Off-Bench Oblique Hold w/ Pulse
Who Did I Steal it From: On Tuesdays I typically train at Boston University Strength & Conditioning, and I’ve seen this exercise done with their athletes numerous times. I liked it, so felt I’d steal it.
What Does It Do: I’ve long trumpeted the notion that I think planks (and all their infinite variations) reach a point of diminishing returns once people start getting carried away with how LONG they go for.
There’s no denying that there’s a lot of efficacy for their use with people suffering from low back pain, as guys like Dr. Stuart McGill and Dr. Craig Liebenson have long demonstrated their practicality in that regard
Watering things waaaaay down: one of the major red flags when it comes to chronic back pain is when there’s a huge discrepancy or asymmetry in anterior, posterior, and lateral spinal endurance. In this context, planks are a god-send as it helps teach people to engage and fire more efficiently the appropriate musculature (rectus abdominus, external/internal obliques, TVA, erector spinae, longissimus, iliocostalis, etc), – SYNCHRONOUSLY (it’s NOT about isolating anything) – in an effort to better stabilize the spine.
But even then, it’s not like the objective is to plank people to death and make a run at the Guinness Book of World Records.
Technique can get dicey for many after a certain point, and I believe as of late, McGill et al are more in favor of short, intermittent planks holds such as several 5-10s holds done in succession.
And this doesn’t even take into consideration that when we’re referring to healthy, UN-injured people, performing planks for minutes on end makes about as much sense as wiping your ass with sandpaper.
I still find value in planks – I’m not trying to poo-poo on them altogether. Which is why I’d much prefer to make them more challenging than to worry about length.
To that end, the off-bench oblique hold with pulse is a great plank variation that ups the ante on core stabilization, as you not only have to fight gravity to a higher degree, but also resist the dynamic “pulse” of the plate coming back and forth from the body.

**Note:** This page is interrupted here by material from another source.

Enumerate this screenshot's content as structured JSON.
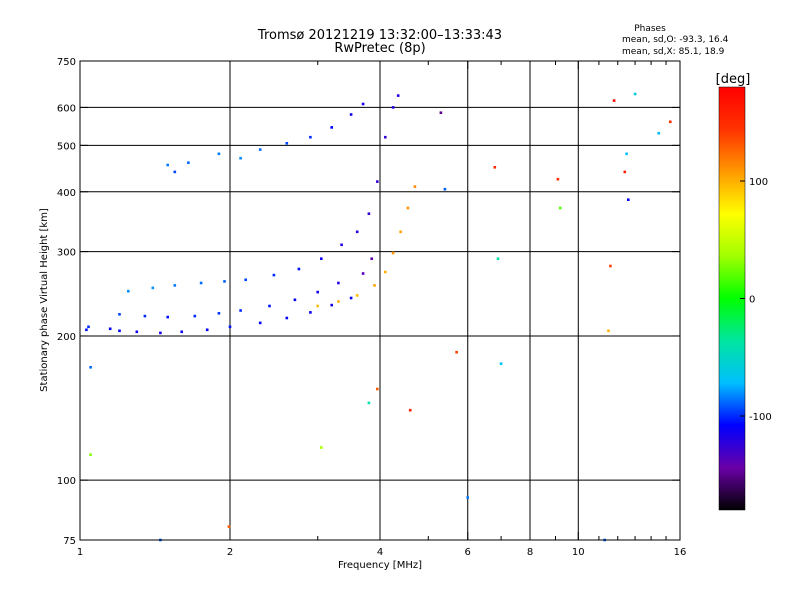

Key Coaching Cues: Hook your feet underneath a secure bench (or GHR if you have one), and then extend your body so that your hips are on the very edge of the bench. From there it’s important to ensure that you’re body is in a straight line, and that your not rotated too far one way or the other and that your neck is packed and not protruding forward.
Grab a plate, dumbbell, kettlebell, Easy Bake Oven, whatever (I was using 10 lbs in the video and that was plenty challenging) and “pulse” it back and forth from from your chest until your arms are fully extended.
Perform 8-10 reps per side and switch and perform the same process on the other.
Give it a try and let me know what you think!